Semana de Corpus: cuando Dios nos bendice

Al recibir la bendición con el Santísimo Sacramento, el Señor remueve nuestros corazones, enciende nuestras luchas y nos recuerda que toda nuestra vida está bajo su protección y su cuidado.

San Josemaría tuvo un gran amor a Jesús sacramentado durante toda su vida. Algunos textos suyos son muy alentadores: Jesús se quedó en la Eucaristía por amor..., por ti. —Se quedó, sabiendo cómo le recibirían los hombres... y cómo lo recibes tú. —Se quedó, para que le comas, para que le visites y le cuentes tus cosas y, tratándolo en la oración junto al Sagrario y en la recepción del Sacramento, te enamores más cada día, y hagas que otras almas —¡muchas!— sigan igual camino [1].

Aunque hay vocaciones específicas dentro de la Iglesia que se dedican a la adoración continua del Señor en la Eucaristía, Jesucristo llama a la mayoría de los cristianos a buscar la santidad en medio del mundo, extendiendo el sacrificio de la Misa en nuestro trabajo, en nuestra vida familiar y en nuestra vida ordinaria. La principal bendición, la principal adoración eucarística, es la Santa Misa, el «centro y la raíz de nuestra vida cristiana».

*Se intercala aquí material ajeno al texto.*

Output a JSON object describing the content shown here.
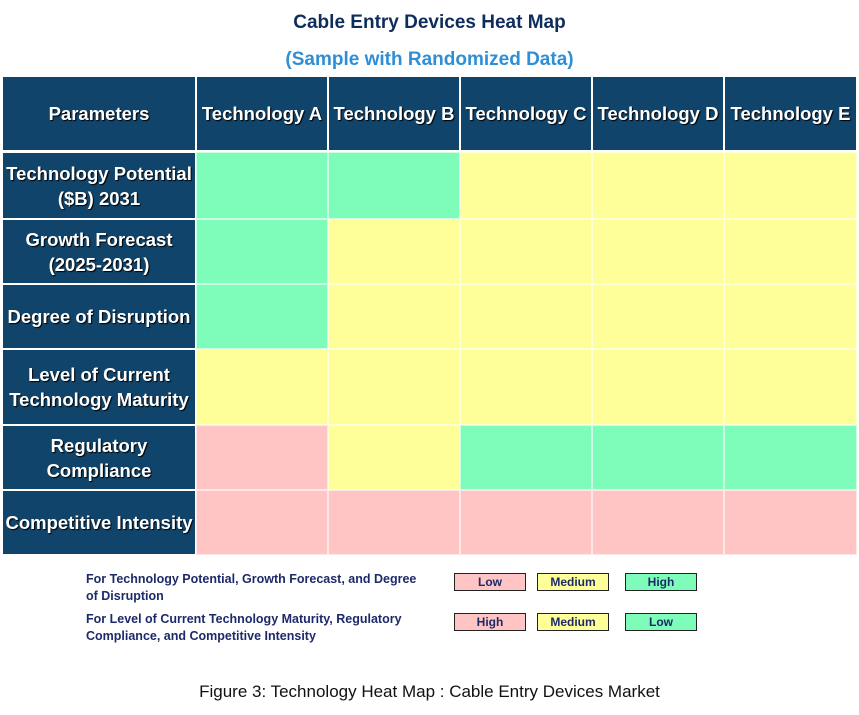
{
  "title": "Cable Entry Devices Heat Map",
  "subtitle": "(Sample with Randomized Data)",
  "colors": {
    "header": "#11446a",
    "high": "#7dfdb9",
    "medium": "#ffff99",
    "low": "#ffc4c4"
  },
  "chart_data": {
    "type": "heatmap",
    "corner_label": "Parameters",
    "columns": [
      "Technology A",
      "Technology B",
      "Technology C",
      "Technology D",
      "Technology E"
    ],
    "rows": [
      {
        "label": "Technology Potential ($B) 2031",
        "levels": [
          "green",
          "green",
          "yellow",
          "yellow",
          "yellow"
        ]
      },
      {
        "label": "Growth Forecast (2025-2031)",
        "levels": [
          "green",
          "yellow",
          "yellow",
          "yellow",
          "yellow"
        ]
      },
      {
        "label": "Degree of Disruption",
        "levels": [
          "green",
          "yellow",
          "yellow",
          "yellow",
          "yellow"
        ]
      },
      {
        "label": "Level of Current Technology Maturity",
        "levels": [
          "yellow",
          "yellow",
          "yellow",
          "yellow",
          "yellow"
        ]
      },
      {
        "label": "Regulatory Compliance",
        "levels": [
          "pink",
          "yellow",
          "green",
          "green",
          "green"
        ]
      },
      {
        "label": "Competitive Intensity",
        "levels": [
          "pink",
          "pink",
          "pink",
          "pink",
          "pink"
        ]
      }
    ]
  },
  "legend": [
    {
      "text": "For Technology Potential, Growth Forecast, and Degree of Disruption",
      "items": [
        {
          "label": "Low",
          "color": "pink"
        },
        {
          "label": "Medium",
          "color": "yellow"
        },
        {
          "label": "High",
          "color": "green"
        }
      ]
    },
    {
      "text": "For Level of Current Technology Maturity, Regulatory Compliance, and Competitive Intensity",
      "items": [
        {
          "label": "High",
          "color": "pink"
        },
        {
          "label": "Medium",
          "color": "yellow"
        },
        {
          "label": "Low",
          "color": "green"
        }
      ]
    }
  ],
  "caption": "Figure 3: Technology Heat Map :  Cable Entry Devices Market"
}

El Señor nos llama a buscar la santidad en medio del mundo, extendiendo el sacrificio de la Misa en nuestro trabajo, en nuestra vida familiar y en nuestra vida ordinaria

Pero por nuestra limitación personal no nos parece suficiente, por lo que la imaginación humana ha buscado modos de extender lo celebrado en la Santa Misa: la reserva del Señor en el Sagrario, las visitas frecuentes y la oración delante del Tabernáculo, etc., son los modos ordinarios de buscar esa presencia y esa compañía del Señor Sacramentado.

Y como complemento, aparecen también las Procesiones del Corpus Christi, las Bendiciones con el Santísimo y las Adoraciones Eucarísticas, en las cuales unimos la oración de nuestro interior con la de nuestro cuerpo, ofreciendo, como ese incienso que sube al Señor, nuestra vida ordinaria y nuestro trabajo, uniéndolos con lo que ya hemos ofrecido en la Misa.

Es preciso adorar al Dios escondido

Nos arrodillamos delante del Señor Sacramentado y cantamos himnos confesando nuestra fe: «¡Qué bien se explica ahora el clamor incesante de los cristianos, en todos los tiempos, ante la Hostia santa! Canta, lengua, el misterio del Cuerpo glorioso y de la Sangre preciosa, que el Rey de todas las gentes, nacido de una Madre fecunda, derramó para rescatar el mundo. Es preciso adorar devotamente a este Dios escondido: es el mismo Jesucristo que nació de María Virgen; el mismo que padeció, que fue inmolado en la Cruz; el mismo de cuyo costado traspasado manó agua y sangre»[2].

En la Bendición con el Santísimo hay espacio para nuestro diálogo personal con el Señor: leemos algún pasaje de su vida, pedimos perdón por nuestra falta de correspondencia a través de esas Alabanzas de desagravio, guardamos algunos momentos de silencio en los que nuestro corazón puede expresarle todo nuestro amor, adelantando lo que experimentaremos en el Cielo: «Cuando contemplamos la Hostia Santa, su cuerpo glorioso transfigurado y resucitado, contemplamos lo que contemplaremos en la eternidad, descubriendo el mundo entero llevado por su Creador cada segundo de su historia»[3].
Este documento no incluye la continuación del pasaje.